In the month of August, Washington and company have rested Elvis Andrus twice (still on pace for a career high of 148 games), DH'd Ian Kinsler once (on pace for a career high of 154 games played), rested Mitch Moreland once (on pace for a career high of 140 games played), DH'd Michael Young once, rested Josh Hamilton once, rested Nelson Cruz once (last night, apparently out of concern on Washington's part for Cruz's level of outward fatigue), and regularly rotated Yorvit Torrealba and Mike Napoli between C/1B/DH. Napoli, in fact, hasn't had a single day off this month. The Rangers have played nine games this month alone where the first-pitch temperature was at or above 100 degrees.
Does that really strike you as poor handling and/or coddling of the team's regulars by the coaching staff -- or, more specifically, by Ron Washington? Because, you know, for me to believe that Washington is mismanaging his players, I basically have to believe one of two things, if not both: that he either (a) doesn't have a good handle on the urgency inherent to this playoff race, or (b) doesn't have a good feel for the fatigue level of his players. I may have my share of issues with Washington's tactical approach to the game, but there's nobody I'd trust more on an issue as nuanced as player fatigue and rest than Washington. If that renders me an apologist, then I'm down with that.
Because this is not Washington and company blindly and ignorantly benching key players with a week left in a deadlocked pennant race -- rather, this is Washington and company selectively buying rest for their most critical assets with more than a month left to go in the division race, and with the Rangers still up by several games and still far likelier than not to land a post-season spot.
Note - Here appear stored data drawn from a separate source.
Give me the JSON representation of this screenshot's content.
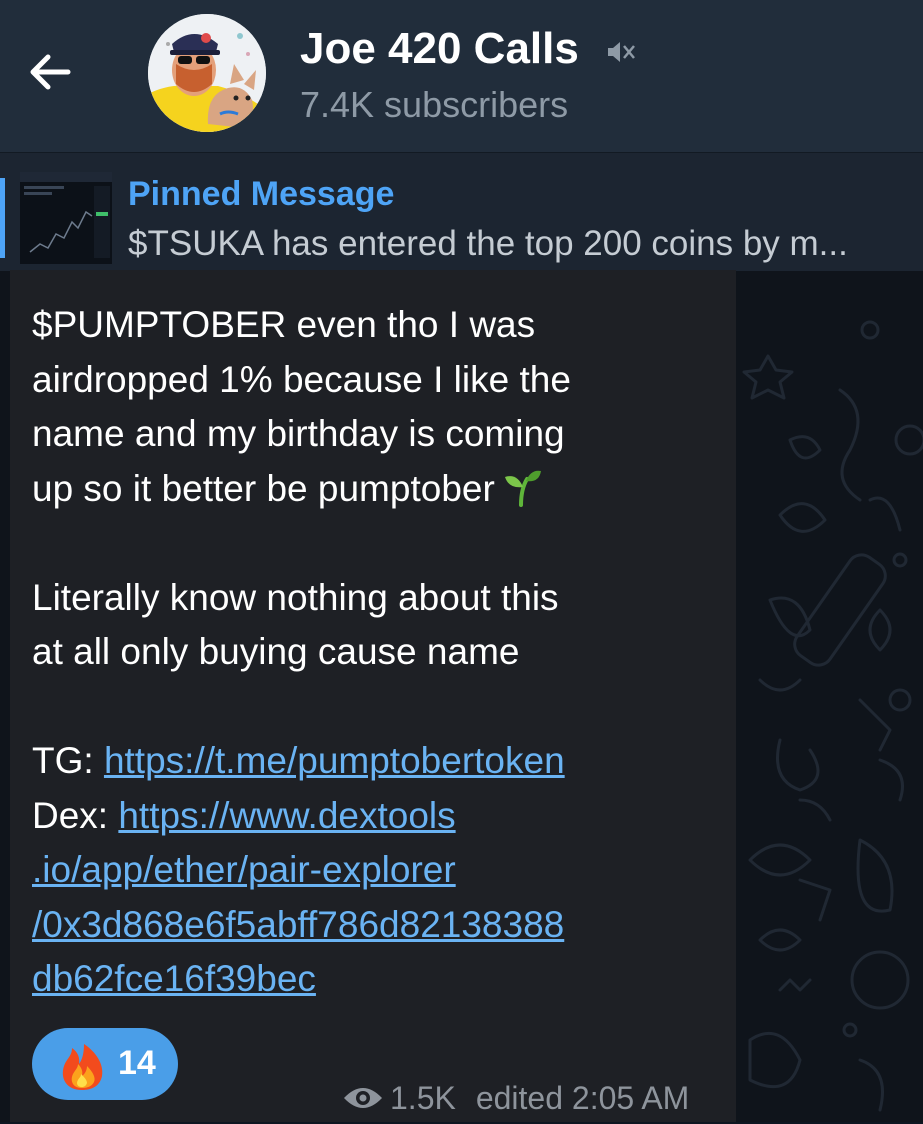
{
  "header": {
    "back_icon": "arrow-left-icon",
    "channel_title": "Joe 420 Calls",
    "mute_icon": "muted-speaker-icon",
    "subscribers": "7.4K subscribers"
  },
  "pinned": {
    "title": "Pinned Message",
    "text": "$TSUKA has entered the top 200 coins by m..."
  },
  "message": {
    "partial_line": "",
    "line1": "$PUMPTOBER even tho I was",
    "line2": "airdropped 1% because I like the",
    "line3": "name and my birthday is coming",
    "line4": "up so it better be pumptober",
    "sprout_icon": "seedling-emoji",
    "line5": "Literally know nothing about this",
    "line6": "at all only buying cause name",
    "tg_label": "TG: ",
    "tg_link": "https://t.me/pumptobertoken",
    "dex_label": "Dex: ",
    "dex_link_1": "https://www.dextools",
    "dex_link_2": ".io/app/ether/pair-explorer",
    "dex_link_3": "/0x3d868e6f5abff786d82138388",
    "dex_link_4": "db62fce16f39bec"
  },
  "reaction": {
    "emoji": "fire-emoji",
    "count": "14"
  },
  "meta": {
    "eye_icon": "eye-icon",
    "views": "1.5K",
    "edited": "edited 2:05 AM"
  },
  "colors": {
    "header_bg": "#212d3b",
    "link": "#6ab3f3",
    "pinned_title": "#4ea4f6",
    "reaction_bg": "#4a9ee8",
    "bubble_bg": "#1e2025"
  }
}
And I'd much rather see the people charged with guiding this thing exert some control over the issue and try to preemptively stave off a team-wide epidemic of burnout at a key point in the race late next month than keep running every damn starter out there every night and risk multiple key Rangers running out of gas at the same time with a couple of weeks left to go in the season.
This isn't a video game. Don't even think about treating it as such.